Gigginstown racing manager Eddie O'Leary said: "Tombstone is only 1lb higher than his new Irish mark and that opens up the possibility of him running in either the Coral Cup or the County Hurdle instead of being supplemented to the Champion. We will think about it for a bit longer before making a call."
Intriguingly Tombstone is a bigger price for the County (16-1 with Ladbrokes) and Coral Cup (16-1 with Ladbrokes and Coral) than the Champion Hurdle, for which Gigginstown have the general 5-1 third favourite Petit Mouchoir already in their corner.
While Tombstone's treatment went down well with connections, and Smith was regaling British trainers at Wednesday's media event at Cheltenham with tales of how their Irish counterparts had actually fared best in recent festivals, County Galway trainer Pat Kelly was combusting over the 146 rating given to his Pertemps Final aspirant Presenting Percy.
Kelly, who won the race 12 months ago with Mall Dini, sent out 6-1 Pertemps joint-favourite Presenting Percy to easily win a Fairyhouse handicap on Saturday off 130. Senior Irish handicapper Noel O'Brien subsequently upped him to 140 – 6lb shy of his British figure.
Kelly described himself as "a raging bull", and said: "Going up 10lb for Saturday's win was bad enough, but the English handicapper has gone and given him another 6lb for the Pertemps. I'm disgusted with that. Whether Presenting Percy runs in the race won't be decided until I discuss things with his owner."
Mouse Morris, meanwhile, voiced a view held by many Irish trainers, as well as O'Leary, after his Baily Cloud was one of seven Irish-trained horses expunged from the Close Brothers Novices' Handicap Chase due to having a British mark above the race limit of 140.
Morris said: "We entered Baily Cloud because he has a rating of 140 in Ireland. We found out only a couple of days ago that the British handicapper gave him a 3lb higher rating. As a result he can't run.
"We're told the British handicappers keep their own ratings for Irish horses. If that's the case, why don't they publish their figures before we enter a horse for a race?
"Baily Cloud's owner is a very busy man. We discover two weeks before the race his horse can't run. I think that's unfair. What's the problem with issuing the ratings for Irish horses before we enter?"
Giving a rather different view to leading British trainers was Smith, who discussed the Cheltenham handicaps after it became apparent Irish trainers had made a record entry of 715 over the four days and 28 races of the festival. That beat the previous best of 647 in 2015, after 601 last year.

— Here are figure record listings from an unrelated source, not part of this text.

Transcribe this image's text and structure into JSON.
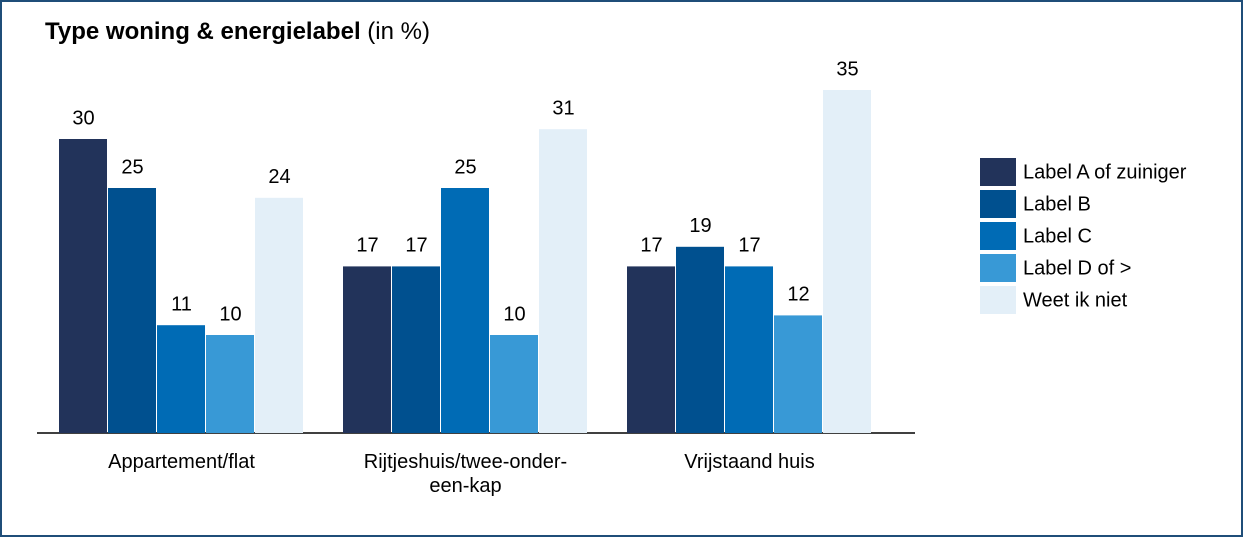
{
  "chart_data": {
    "type": "bar",
    "title": "Type woning & energielabel",
    "unit": "(in %)",
    "categories": [
      "Appartement/flat",
      "Rijtjeshuis/twee-onder-een-kap",
      "Vrijstaand huis"
    ],
    "series": [
      {
        "name": "Label A of zuiniger",
        "color": "#22335a",
        "values": [
          30,
          17,
          17
        ]
      },
      {
        "name": "Label B",
        "color": "#00508f",
        "values": [
          25,
          17,
          19
        ]
      },
      {
        "name": "Label C",
        "color": "#006bb5",
        "values": [
          11,
          25,
          17
        ]
      },
      {
        "name": "Label D of >",
        "color": "#3899d6",
        "values": [
          10,
          10,
          12
        ]
      },
      {
        "name": "Weet ik niet",
        "color": "#e3eff8",
        "values": [
          24,
          31,
          35
        ]
      }
    ]
  }
}
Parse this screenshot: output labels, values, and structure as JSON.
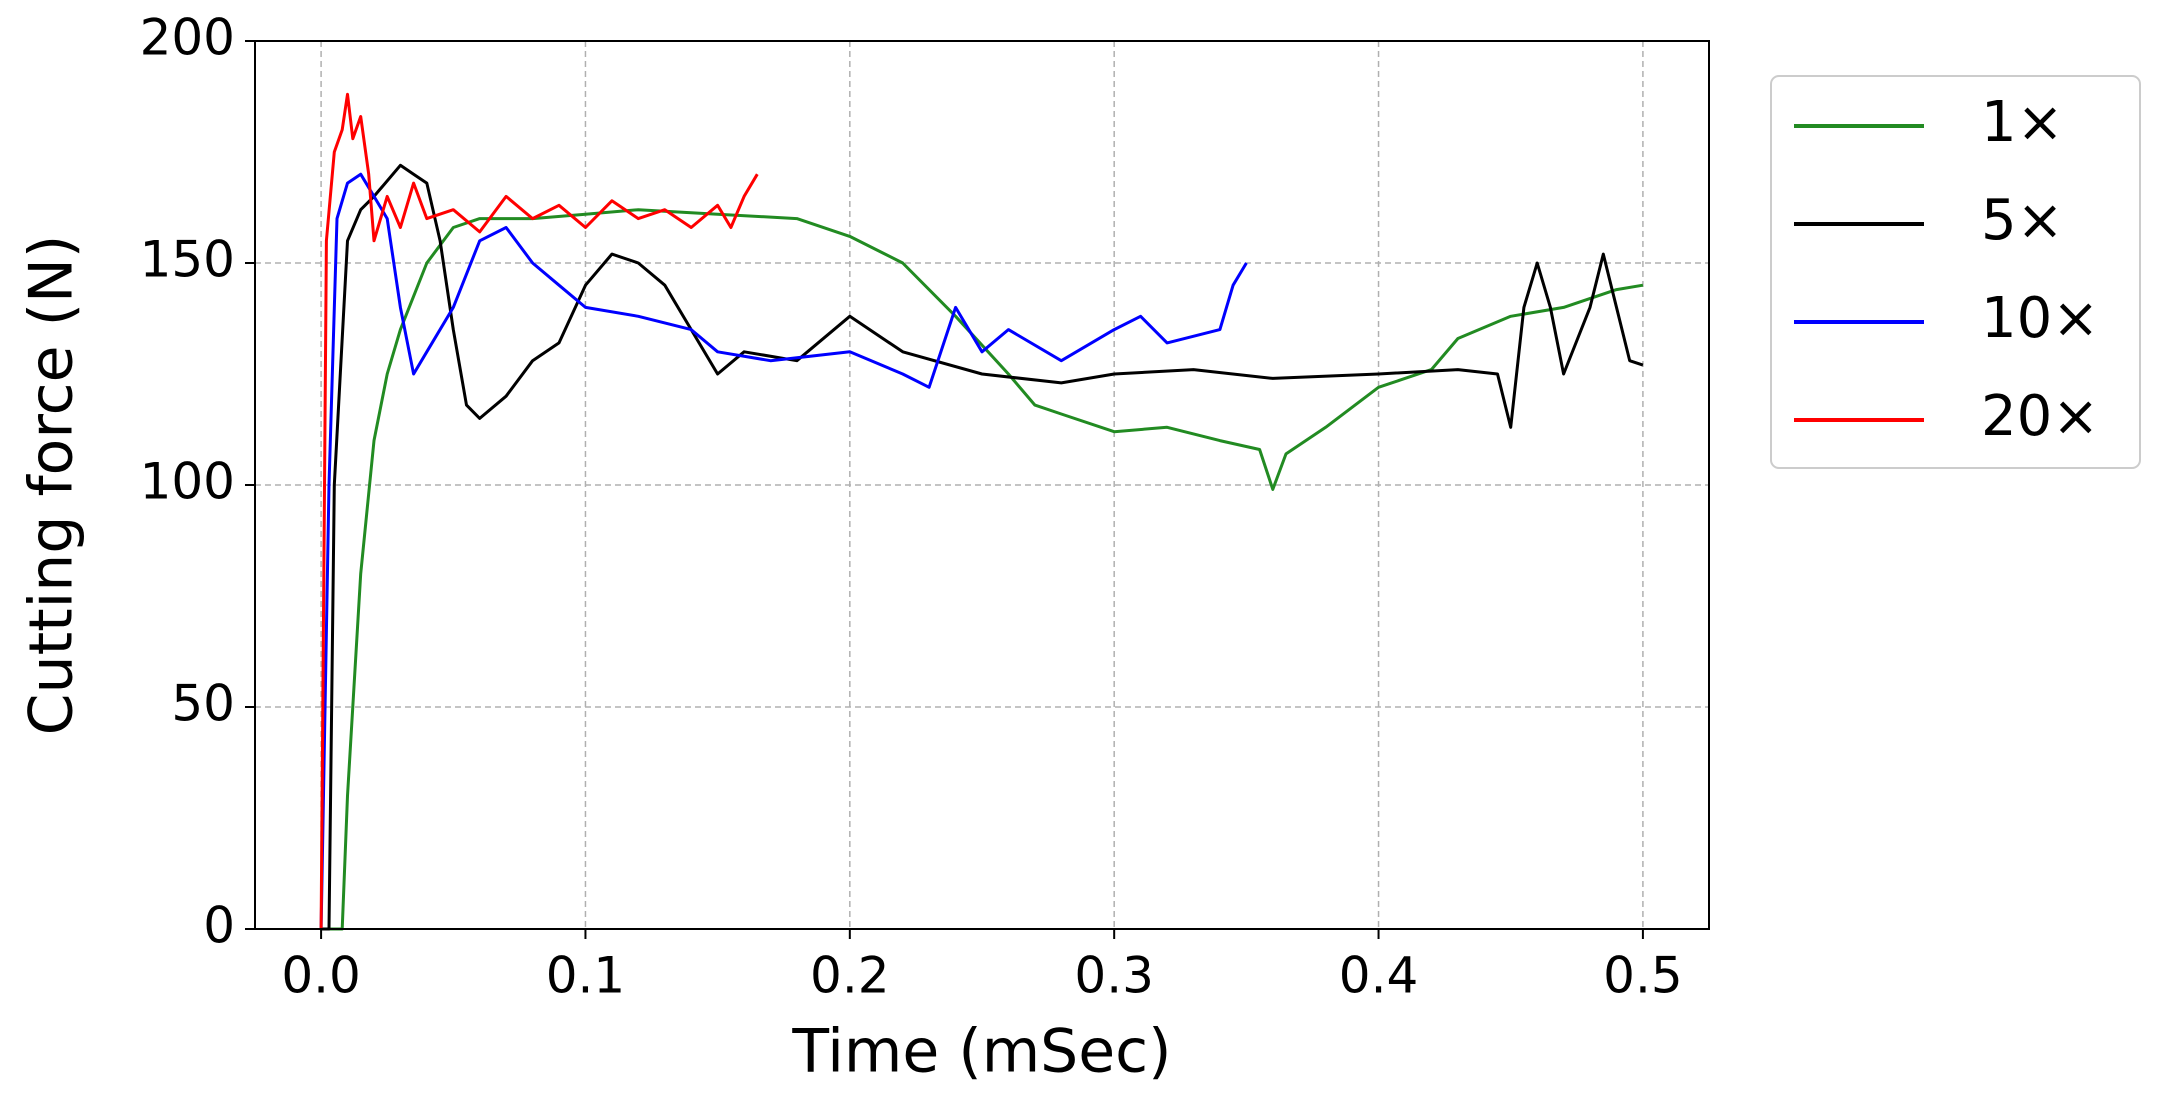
{
  "chart_data": {
    "type": "line",
    "xlabel": "Time (mSec)",
    "ylabel": "Cutting force (N)",
    "xlim": [
      -0.025,
      0.525
    ],
    "ylim": [
      0,
      200
    ],
    "xticks": [
      {
        "value": 0,
        "label": "0.0"
      },
      0.1,
      0.2,
      0.3,
      0.4,
      0.5
    ],
    "yticks": [
      0,
      50,
      100,
      150,
      200
    ],
    "grid": true,
    "legend": "outside-right",
    "series": [
      {
        "name": "1×",
        "color": "#228b22",
        "x": [
          0,
          0.008,
          0.01,
          0.015,
          0.02,
          0.025,
          0.03,
          0.04,
          0.05,
          0.06,
          0.08,
          0.1,
          0.12,
          0.15,
          0.18,
          0.2,
          0.22,
          0.24,
          0.26,
          0.27,
          0.28,
          0.3,
          0.32,
          0.34,
          0.355,
          0.36,
          0.365,
          0.38,
          0.4,
          0.42,
          0.43,
          0.45,
          0.47,
          0.49,
          0.5
        ],
        "values": [
          0,
          0,
          30,
          80,
          110,
          125,
          135,
          150,
          158,
          160,
          160,
          161,
          162,
          161,
          160,
          156,
          150,
          138,
          125,
          118,
          116,
          112,
          113,
          110,
          108,
          99,
          107,
          113,
          122,
          126,
          133,
          138,
          140,
          144,
          145
        ]
      },
      {
        "name": "5×",
        "color": "#000000",
        "x": [
          0,
          0.003,
          0.005,
          0.01,
          0.015,
          0.02,
          0.03,
          0.035,
          0.04,
          0.045,
          0.05,
          0.055,
          0.06,
          0.07,
          0.08,
          0.09,
          0.1,
          0.11,
          0.12,
          0.13,
          0.14,
          0.15,
          0.16,
          0.18,
          0.2,
          0.22,
          0.25,
          0.28,
          0.3,
          0.33,
          0.36,
          0.4,
          0.43,
          0.445,
          0.45,
          0.455,
          0.46,
          0.465,
          0.47,
          0.48,
          0.485,
          0.49,
          0.495,
          0.5
        ],
        "values": [
          0,
          0,
          100,
          155,
          162,
          165,
          172,
          170,
          168,
          155,
          135,
          118,
          115,
          120,
          128,
          132,
          145,
          152,
          150,
          145,
          135,
          125,
          130,
          128,
          138,
          130,
          125,
          123,
          125,
          126,
          124,
          125,
          126,
          125,
          113,
          140,
          150,
          140,
          125,
          140,
          152,
          140,
          128,
          127
        ]
      },
      {
        "name": "10×",
        "color": "#0000ff",
        "x": [
          0,
          0.003,
          0.006,
          0.01,
          0.015,
          0.02,
          0.025,
          0.03,
          0.035,
          0.04,
          0.05,
          0.06,
          0.07,
          0.08,
          0.09,
          0.1,
          0.12,
          0.14,
          0.15,
          0.17,
          0.2,
          0.22,
          0.23,
          0.24,
          0.25,
          0.26,
          0.28,
          0.3,
          0.31,
          0.32,
          0.34,
          0.345,
          0.35
        ],
        "values": [
          0,
          100,
          160,
          168,
          170,
          165,
          160,
          140,
          125,
          130,
          140,
          155,
          158,
          150,
          145,
          140,
          138,
          135,
          130,
          128,
          130,
          125,
          122,
          140,
          130,
          135,
          128,
          135,
          138,
          132,
          135,
          145,
          150
        ]
      },
      {
        "name": "20×",
        "color": "#ff0000",
        "x": [
          0,
          0.002,
          0.005,
          0.008,
          0.01,
          0.012,
          0.015,
          0.018,
          0.02,
          0.025,
          0.03,
          0.035,
          0.04,
          0.05,
          0.06,
          0.07,
          0.08,
          0.09,
          0.1,
          0.11,
          0.12,
          0.13,
          0.14,
          0.15,
          0.155,
          0.16,
          0.165
        ],
        "values": [
          0,
          155,
          175,
          180,
          188,
          178,
          183,
          170,
          155,
          165,
          158,
          168,
          160,
          162,
          157,
          165,
          160,
          163,
          158,
          164,
          160,
          162,
          158,
          163,
          158,
          165,
          170
        ]
      }
    ]
  }
}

Smith said: "Just at the Cheltenham Festival in the last 11 years, British success has been four per cent and Irish 6.2 per cent, so if anybody has complaint it's you guys here rather than anyone across the Irish Sea.
"There are 68 more entries from Ireland than the previous record number. They're not staying at home, which you would if you are badly treated."
Smith added that statistics for the Aintree and Punchestown festivals, plus Cheltenham's Open meeting, painted a similar picture, with more Irish success at 5.2 per cent compared to British runners striking at 4.8 per cent.
Dickinson revealed he had faced his hardest task in giving the Willie Mullins-trained Arctic Fire, runner-up in the 2015 Champion Hurdle, a rating for the County. He settled on 158 and top weight of 11st 12lb.
Second hardest, he said, was weighing up the merits of 2015 JCB Triumph Hurdle victor Peace And Co, whose trainer Nicky Henderson said will be aimed at the Matchbook.com Imperial Cup on Saturday week, "and then very possibly the County Hurdle". He has a mark of 144.
The Fred Winter Handicap Hurdle weights drew much attention given the likelihood of the top three all going for the Triumph, which would trigger an 11lb rise in the weights.
Alan King confirmed the exciting Master Blueyes is Triumph-bound, along with Coeur De Lion, but he still expects to have three runners in the Grade 3 handicap in Fidux, Rainbow Dreamer and Dino Velvet.